An hour or two later it was completely dawn. Following the infantrymen, our tanks crossed to the other side. The battle was going on there, and no one else fired mortars at the square.

The company commander, remembering Chekulev who died yesterday, ordered to find him and bury him in the same mass grave with those who died this morning.

They searched for Chekulev’s body for a long time and in vain. Suddenly one of the searching fighters stopped at the edge of the square and, crying out in surprise, began to call the others. Several more people approached him.

Look, said the Red Army soldier.

And everyone looked where he was pointing.

A small mound rose near the broken fence of the park. A semicircle of burnt iron was stuck in his head. Covered by it from the wind, the candle quietly burned out inside. The cinder had already floated, but the small flame still flickered without going out.

Everyone who approached the grave took off their hats almost simultaneously. They stood around in silence and looked at the burning candle, struck by a feeling that prevented them from speaking right away.

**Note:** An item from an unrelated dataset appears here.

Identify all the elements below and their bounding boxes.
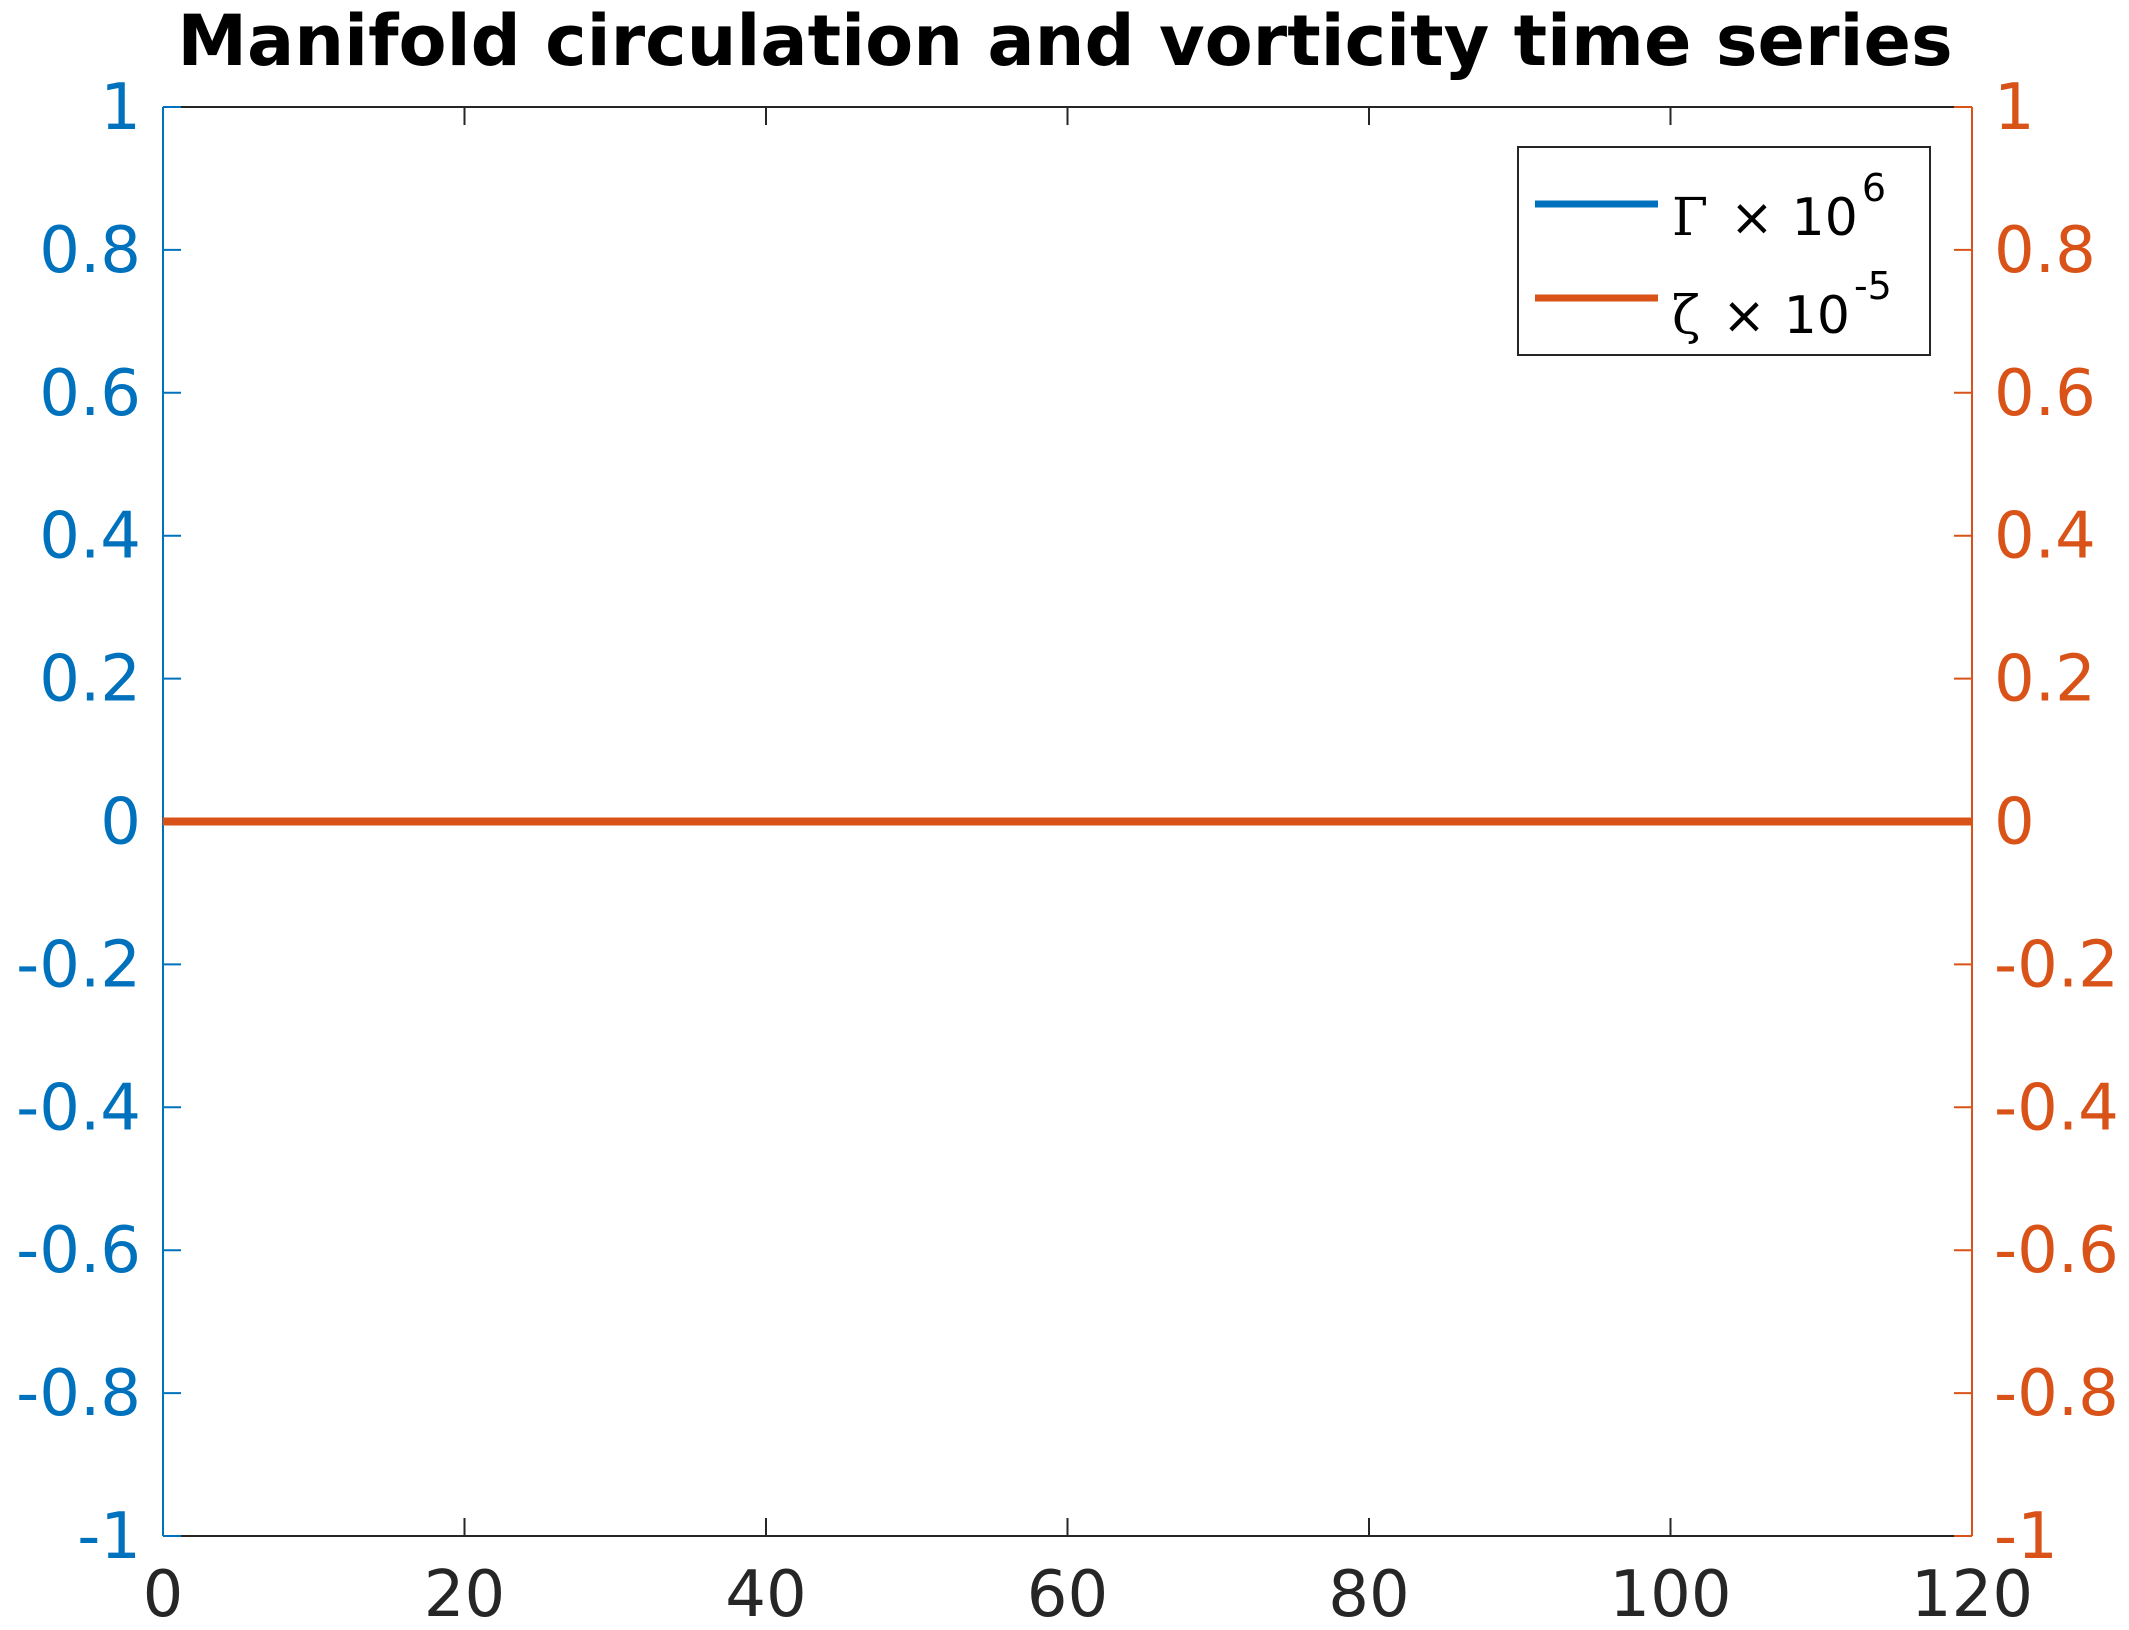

It was at that moment, unnoticed by them before, that a tall old woman in a black widow’s scarf appeared in the park. Silently, with quiet steps, she walked past the Red Army soldiers, silently knelt down at the mound, took out from under her scarf a wax candle, exactly the same as the one whose stub was burning on the grave, and, picking up the stub, lit a new candle from it and stuck it in into the ground in the same place. Then she began to rise from her knees. She did not succeed immediately, and the Red Army soldier who stood closest to her helped her get up.

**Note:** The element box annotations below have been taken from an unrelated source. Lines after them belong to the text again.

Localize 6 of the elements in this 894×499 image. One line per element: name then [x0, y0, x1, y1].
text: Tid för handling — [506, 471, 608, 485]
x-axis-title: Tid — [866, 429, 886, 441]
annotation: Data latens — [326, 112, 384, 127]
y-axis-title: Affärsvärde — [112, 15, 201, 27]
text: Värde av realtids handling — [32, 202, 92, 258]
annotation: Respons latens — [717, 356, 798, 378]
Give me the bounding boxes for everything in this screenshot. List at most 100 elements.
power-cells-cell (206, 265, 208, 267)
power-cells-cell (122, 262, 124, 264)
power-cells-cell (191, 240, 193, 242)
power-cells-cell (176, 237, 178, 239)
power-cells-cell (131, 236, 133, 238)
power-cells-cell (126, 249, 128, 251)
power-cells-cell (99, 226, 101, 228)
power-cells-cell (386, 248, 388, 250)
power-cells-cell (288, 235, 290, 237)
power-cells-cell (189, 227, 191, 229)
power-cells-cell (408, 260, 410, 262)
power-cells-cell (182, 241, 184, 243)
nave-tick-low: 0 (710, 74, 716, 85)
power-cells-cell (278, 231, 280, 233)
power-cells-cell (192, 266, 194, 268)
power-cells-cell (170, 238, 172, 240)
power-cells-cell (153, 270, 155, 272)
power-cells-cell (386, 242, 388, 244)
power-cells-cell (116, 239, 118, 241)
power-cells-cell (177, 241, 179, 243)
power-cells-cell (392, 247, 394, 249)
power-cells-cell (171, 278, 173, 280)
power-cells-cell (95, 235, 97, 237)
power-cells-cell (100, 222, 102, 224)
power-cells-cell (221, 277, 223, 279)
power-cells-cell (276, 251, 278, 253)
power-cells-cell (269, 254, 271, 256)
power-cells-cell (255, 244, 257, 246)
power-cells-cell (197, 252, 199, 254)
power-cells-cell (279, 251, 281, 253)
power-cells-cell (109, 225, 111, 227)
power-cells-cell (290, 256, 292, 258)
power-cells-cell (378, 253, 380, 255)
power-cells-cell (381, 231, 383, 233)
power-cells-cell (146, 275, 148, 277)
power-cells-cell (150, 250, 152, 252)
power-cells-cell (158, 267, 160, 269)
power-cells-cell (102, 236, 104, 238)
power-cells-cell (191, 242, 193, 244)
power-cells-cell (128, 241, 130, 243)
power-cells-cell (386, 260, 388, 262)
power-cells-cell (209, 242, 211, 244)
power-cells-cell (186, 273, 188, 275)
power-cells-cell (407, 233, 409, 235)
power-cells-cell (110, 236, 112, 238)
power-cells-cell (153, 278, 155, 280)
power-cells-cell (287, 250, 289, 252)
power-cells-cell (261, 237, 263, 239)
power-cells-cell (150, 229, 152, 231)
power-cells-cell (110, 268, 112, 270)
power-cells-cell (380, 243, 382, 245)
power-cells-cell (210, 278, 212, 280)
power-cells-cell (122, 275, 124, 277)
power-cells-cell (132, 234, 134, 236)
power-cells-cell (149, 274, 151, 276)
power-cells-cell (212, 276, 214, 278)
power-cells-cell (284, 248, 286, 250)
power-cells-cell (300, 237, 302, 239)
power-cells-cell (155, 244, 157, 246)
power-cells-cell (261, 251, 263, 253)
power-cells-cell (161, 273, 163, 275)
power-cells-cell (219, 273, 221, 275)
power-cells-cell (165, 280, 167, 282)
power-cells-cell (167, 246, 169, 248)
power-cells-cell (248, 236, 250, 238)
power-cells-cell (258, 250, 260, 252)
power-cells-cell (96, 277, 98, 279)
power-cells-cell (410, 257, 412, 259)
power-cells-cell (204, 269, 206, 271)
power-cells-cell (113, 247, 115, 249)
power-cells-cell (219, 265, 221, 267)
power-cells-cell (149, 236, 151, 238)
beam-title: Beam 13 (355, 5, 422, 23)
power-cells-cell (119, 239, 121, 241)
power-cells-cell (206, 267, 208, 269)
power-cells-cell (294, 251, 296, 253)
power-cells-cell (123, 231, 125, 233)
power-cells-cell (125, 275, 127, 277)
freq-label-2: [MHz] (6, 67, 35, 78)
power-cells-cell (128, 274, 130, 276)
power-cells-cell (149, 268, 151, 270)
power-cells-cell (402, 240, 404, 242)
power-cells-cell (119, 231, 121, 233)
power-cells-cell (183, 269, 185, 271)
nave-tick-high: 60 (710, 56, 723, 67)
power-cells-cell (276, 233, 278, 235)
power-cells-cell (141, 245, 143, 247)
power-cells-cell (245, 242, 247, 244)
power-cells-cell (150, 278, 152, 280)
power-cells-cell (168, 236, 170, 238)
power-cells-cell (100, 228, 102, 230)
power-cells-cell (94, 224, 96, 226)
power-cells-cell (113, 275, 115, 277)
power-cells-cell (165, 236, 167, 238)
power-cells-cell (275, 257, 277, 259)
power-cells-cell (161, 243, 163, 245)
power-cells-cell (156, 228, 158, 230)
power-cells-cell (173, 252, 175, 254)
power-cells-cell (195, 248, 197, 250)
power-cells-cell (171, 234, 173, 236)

Even now she didn't say anything. Only, looking at the Red Army soldiers standing with their heads naked, she bowed to them and, sternly pulling back the ends of the black scarf, without looking at the candle or at them, she turned and went back.

The Red Army soldiers followed her with their gazes and, talking quietly, as if afraid to break the silence, went in the other direction, to the bridge over the Sava River, beyond which the battle was going on, to catch up with their company.

And on the grave hill, among the ground black from gunpowder, mutilated iron and dead wood, the last widow's property burned - a wedding candle placed by a Yugoslav mother on the grave of her Russian son.

And her fire did not go out and seemed eternal, just as mother’s tears and filial courage are eternal.